Nokia advances share buyback program with latest acquisition

Published 26/03/2025, 21:38
Nokia advances share buyback program with latest acquisition

ESPOO - Nokia Oyj (HEL:HE:NOKIA) has completed another phase of its share buyback program, acquiring a total of 2,818,205 shares across several European trading venues on March 26, 2025. The average weighted purchase price per share was €4.96, amounting to a total expenditure of €13,991,824 for the day’s transactions.

The buyback initiative, which began on November 25, 2024, follows the company’s announcement on November 22, 2024, that its board had authorized the repurchase of shares to mitigate the dilutive effect of stock issued to Infinera (NASDAQ:INFN) Corporation’s shareholders and certain stock-based incentives. The program, which is in accordance with the Market Abuse Regulation (EU) 596/2014 and the European Commission’s delegated regulation (EU) 2016/1052, as well as the authorization from Nokia’s Annual General Meeting on April 3, 2024, is set to conclude by December 31, 2025, at the latest.

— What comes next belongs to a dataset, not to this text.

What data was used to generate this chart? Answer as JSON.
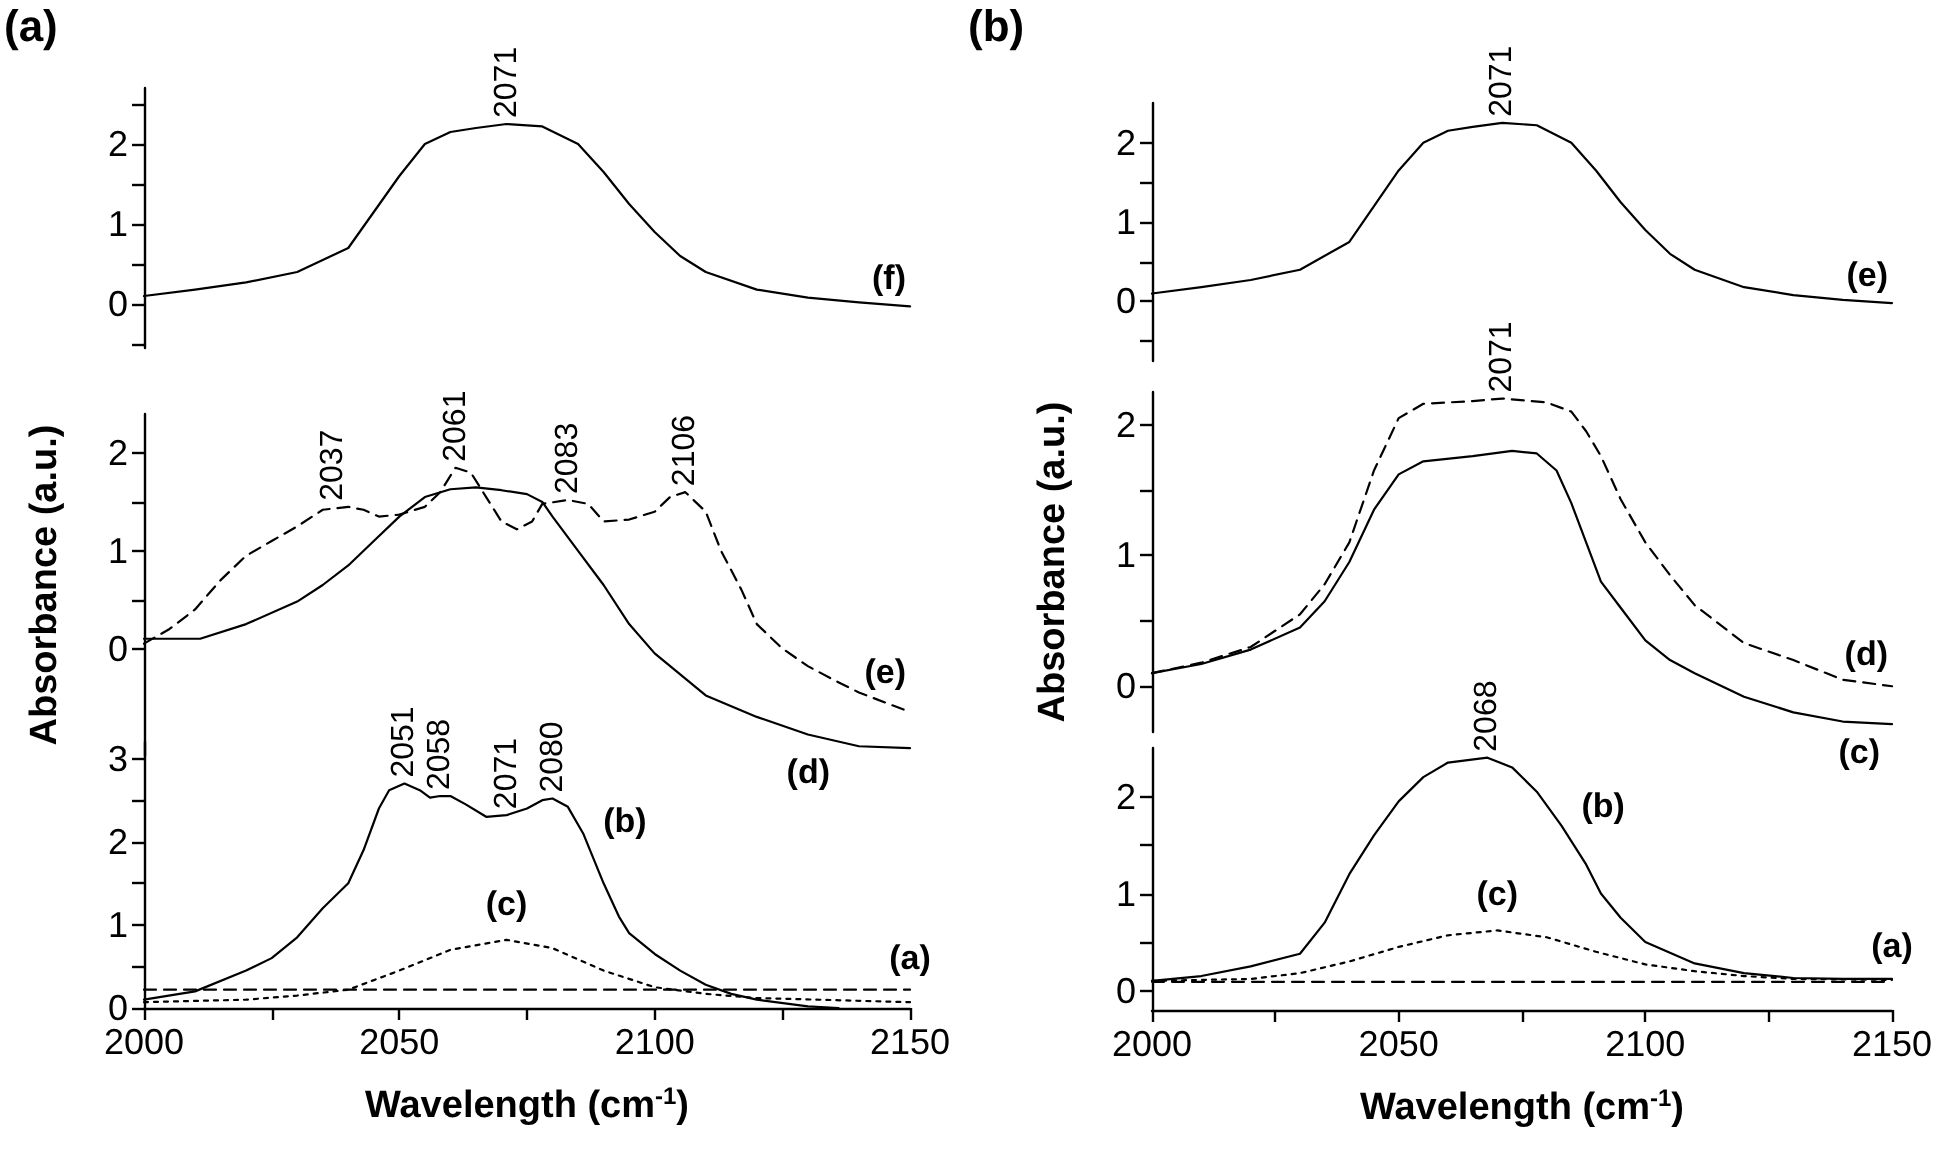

Nokia’s goal is to acquire up to 150 million shares, with a maximum total spend of €900 million. With the latest acquisition, Nokia now holds 200,047,080 of its own shares. The share buyback is part of the company’s capital allocation strategy, aimed at optimizing shareholder value.

Nokia, a leader in B2B technology and innovation, is known for its advancements in fixed, mobile, and cloud networking solutions. With a century-long history of creating value through intellectual property rights and research led by the award-winning Nokia Bell Labs, the company prides itself on its high-performance network solutions that integrate seamlessly into various ecosystems.

The details of the share acquisitions on March 26 are attached to the press release statement. This move by Nokia reflects its ongoing commitment to managing its capital effectively and supporting its long-term strategy.